Related to my recurring theme of the importance of consequences is the proposition that making the decision to think about consequences (in the manner recommended by Neustadt and May) and then acting on the results of one's thoughts are both very much matters of will, however critical the situation may be. (The most recent situation I examined in this light is the ugly state of affairs in Congolese Africa.) One does not have to get wrapped up in Schopenhauer or Nietzsche to appreciate the significance of will in the basic matters of getting on the in the world. Nevertheless, we have to ask, if will is so important in times of crisis, why is it now in such short supply?
One would not normally look to politics for an answer to this question, but Senator Russ Feingold of Wisconsin may at least point us in the right direction. The context is that of the "compromise" between the Congress and the White House over funding the Iraq War, better described by John Nichols' blog for The Nation as how "House Speaker Nancy Pelosi and Senate Majority Leader Harry Reid flinched in their negotiations with the Bush administration over the continuation of the Iraq occupation." Yesterday's broadcasts reports from the BBC described this as Congress finally acknowledging that it is not their business to set foreign and military policy; but, interestingly enough, this language is absent from the report on their Web site. From Feingold's point of view, it is the business of Congress to represent the people who elected them to their respective seats. In his words:
Congress should have stood strong, acknowledged the will of the American people, and insisted on a bill requiring a real change of course in Iraq.
There is the word, not quite in the center of his sentence: will. The context should galvanize us all around the political framework that was originally conceived by the Founding Fathers: "the will of the American people." So why did Congress fail to acknowledge this will; or, to play with the word at bit, why did the Congress lack the will to acknowledge the will of the American people, which had been expressed so explicitly in the last election? Feingold's answer is actually in the sentence that precedes the one just quoted:
There has been a lot of tough talk from members of Congress about wanting to end this war, but it looks like the desire for political comfort won out over real action.
There we have the other word, the one that lies at the heart of the title selected for this post. Yes, will is important in a time of crisis; but it may not be engaged if the crisis, itself, is not acknowledged. The American people feel the crisis. Those who have lost family in Iraq may feel it more than others; but the media have provided the sort of coverage that practically guarantees that the rest of the nation will "feel their pain." Feingold has been bold enough to assert that the political comfort of our elected representatives trumps that pain, which means that those in pain really are not being represented.

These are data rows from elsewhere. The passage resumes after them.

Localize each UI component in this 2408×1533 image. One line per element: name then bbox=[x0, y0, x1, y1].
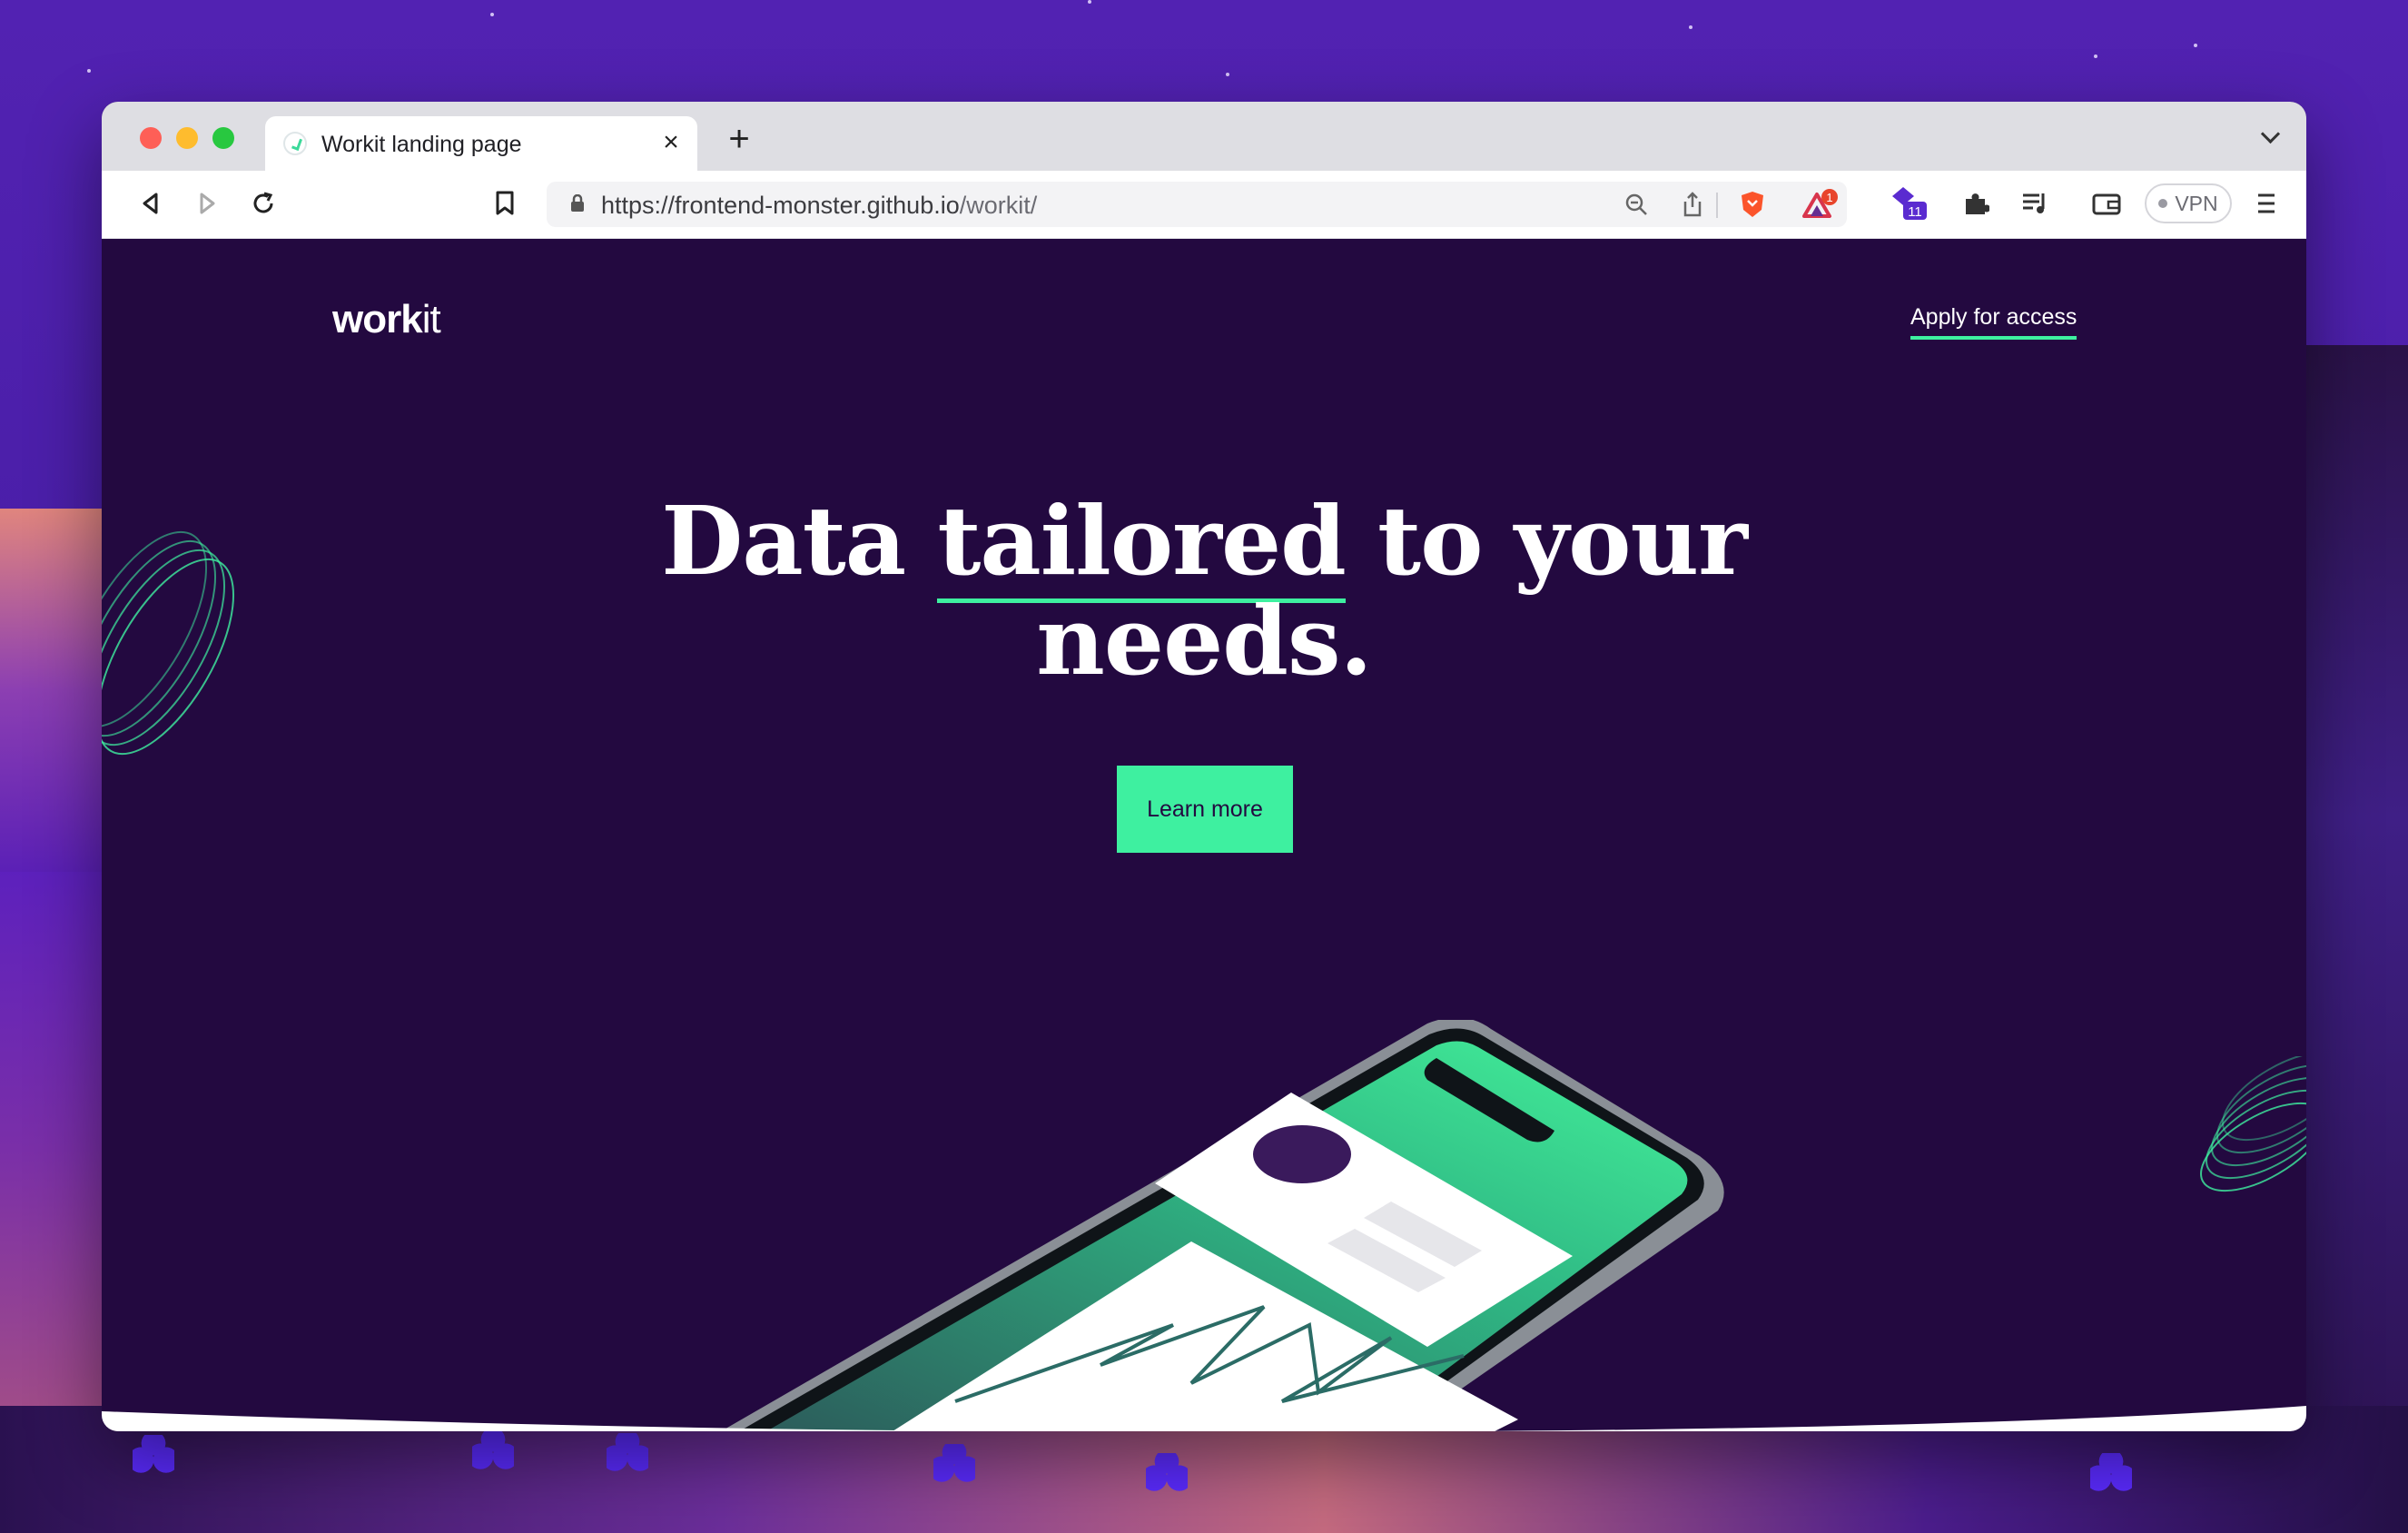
share-button[interactable] bbox=[1678, 190, 1707, 219]
vpn-status-icon bbox=[2158, 199, 2168, 208]
rewards-badge: 1 bbox=[1826, 191, 1832, 204]
wallpaper-flower bbox=[472, 1431, 514, 1473]
headline-line-1: Data tailored to your bbox=[102, 485, 2306, 603]
browser-toolbar: https://frontend-monster.github.io/worki… bbox=[102, 171, 2306, 239]
page-bottom-curve bbox=[102, 1406, 2306, 1431]
puzzle-icon bbox=[1966, 193, 1989, 214]
tab-title: Workit landing page bbox=[321, 132, 522, 157]
vpn-button[interactable]: VPN bbox=[2145, 183, 2232, 223]
menu-icon bbox=[2258, 193, 2275, 213]
zoom-out-icon bbox=[1625, 193, 1647, 215]
brave-shields-button[interactable] bbox=[1738, 190, 1767, 219]
phone-illustration bbox=[721, 1020, 1724, 1431]
brave-rewards-button[interactable]: 1 bbox=[1800, 189, 1840, 219]
wallpaper-flower bbox=[133, 1435, 174, 1477]
learn-more-button[interactable]: Learn more bbox=[1117, 766, 1293, 853]
extensions-button[interactable] bbox=[1958, 185, 1994, 222]
wallpaper-star bbox=[490, 13, 494, 16]
back-icon bbox=[143, 193, 158, 214]
bookmark-button[interactable] bbox=[487, 185, 523, 222]
wallpaper-mountain bbox=[2299, 345, 2408, 1526]
wallpaper-star bbox=[2094, 54, 2097, 58]
playlist-button[interactable] bbox=[2018, 185, 2054, 222]
extension-button[interactable]: 11 bbox=[1887, 185, 1930, 222]
wallpaper-star bbox=[1088, 0, 1091, 4]
menu-button[interactable] bbox=[2248, 185, 2285, 222]
tab-workit[interactable]: Workit landing page × bbox=[265, 116, 697, 171]
workit-logo[interactable]: workit bbox=[332, 297, 441, 342]
forward-button[interactable] bbox=[189, 185, 225, 222]
forward-icon bbox=[200, 193, 215, 214]
wallpaper-flower bbox=[2090, 1453, 2132, 1495]
minimize-window-button[interactable] bbox=[176, 127, 198, 149]
decorative-rings-right bbox=[2200, 1056, 2306, 1192]
url-base: https://frontend-monster.github.io bbox=[601, 192, 960, 219]
reload-button[interactable] bbox=[245, 185, 281, 222]
url-path: /workit/ bbox=[959, 192, 1038, 219]
address-bar[interactable]: https://frontend-monster.github.io/worki… bbox=[547, 182, 1847, 227]
wallpaper-star bbox=[1226, 73, 1229, 76]
bookmark-icon bbox=[496, 191, 514, 215]
hero-headline: Data tailored to your needs. bbox=[102, 485, 2306, 697]
web-page: workit Apply for access Data tailored to… bbox=[102, 239, 2306, 1431]
wallet-button[interactable] bbox=[2088, 185, 2125, 222]
browser-window: Workit landing page × + https://frontend… bbox=[102, 102, 2306, 1431]
new-tab-button[interactable]: + bbox=[721, 121, 757, 158]
headline-part2: to your bbox=[1345, 485, 1748, 597]
headline-part1: Data bbox=[661, 485, 938, 597]
wallpaper-star bbox=[2194, 44, 2197, 47]
extension-icon: 11 bbox=[1892, 187, 1927, 220]
tab-list-chevron-icon[interactable] bbox=[2259, 125, 2283, 149]
fullscreen-window-button[interactable] bbox=[212, 127, 234, 149]
brave-shields-icon bbox=[1742, 192, 1763, 217]
wallpaper-star bbox=[87, 69, 91, 73]
wallet-icon bbox=[2092, 193, 2121, 215]
favicon-icon bbox=[283, 132, 307, 155]
tab-strip: Workit landing page × + bbox=[102, 102, 2306, 171]
wallpaper-flower bbox=[607, 1433, 648, 1475]
headline-line-2: needs. bbox=[1036, 585, 1372, 697]
vpn-label: VPN bbox=[2175, 191, 2218, 215]
wallpaper-star bbox=[1689, 25, 1693, 29]
lock-icon bbox=[571, 194, 584, 212]
close-tab-icon[interactable]: × bbox=[656, 127, 686, 158]
close-window-button[interactable] bbox=[140, 127, 162, 149]
playlist-icon bbox=[2023, 193, 2045, 213]
url-text[interactable]: https://frontend-monster.github.io/worki… bbox=[601, 192, 1037, 220]
extension-badge: 11 bbox=[1908, 204, 1922, 220]
apply-for-access-link[interactable]: Apply for access bbox=[1910, 304, 2077, 340]
wallpaper-flower bbox=[933, 1444, 975, 1486]
share-icon bbox=[1683, 192, 1702, 217]
brave-rewards-icon: 1 bbox=[1802, 189, 1838, 218]
zoom-out-button[interactable] bbox=[1622, 190, 1651, 219]
separator bbox=[1716, 193, 1718, 218]
reload-icon bbox=[253, 192, 273, 213]
wallpaper-flower bbox=[1146, 1453, 1188, 1495]
logo-bold: work bbox=[332, 297, 423, 341]
back-button[interactable] bbox=[133, 185, 169, 222]
logo-light: it bbox=[421, 297, 441, 341]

Will they remember this the next time they have to make a choice? Most politicians tends to count on the right mix of short memories and a tendency to look at averages rather than instances. According to Nichols, MoveOn.org is already mobilizing to make sure that they do not get away with that tactic, at least where this issue is concerned. This brings us to Nichols' punch line? How many members of Congress (and which ones in particular) have the will to recognize crisis at the sacrifice of their own "political comfort?" Here is how Nichols wrapped up his own assessment:
Feingold is, of course, right. But how many senators will join him in voting "no"? That question is especially significant for the four Senate Democrats who are seeking their party's presidential nomination: New York's Hillary Clinton, Illinois' Barack Obama, Delaware's Joe Biden and Connecticut's Chris Dodd. Dodd says he is "disappointed" by the abandonment of the timeline demand; if he presses the point as he did on another recent war-related vote, he could force the hands of the other candidates. If either Clinton or Obama do go ahead and vote for the legislation, and certainly if both of them do so, they will create a huge opening for former North Carolina John Edwards, who has staked out the clearest anti-war position of the front runners for the nomination. But this is about more than just Democratic presidential politics: A number of Senate Republicans who are up for reelection next year -- including Maine's Susan Collins, Minnesota's Norm Coleman and Oregon's Gordon Smith -- may well be casting the most important votes of their political careers.
Collins, Coleman and Smith have tried to straddle the war debate. If they vote to give George Bush another blank check, however, they will have removed any doubt regarding how serious they are about ending the war -- as will their colleagues on both sides of the aisle.
This is an opportunity for the American people to watch the behavior of their elected representatives very closely, perhaps even without the mediation of mainstream media (or, for that matter, representatives of the "political blogosphere" like Nichols). They seem to recognize the crisis and have made at least one significant effort to exert their will. Whether or not that effort will be sustained remains to be seen.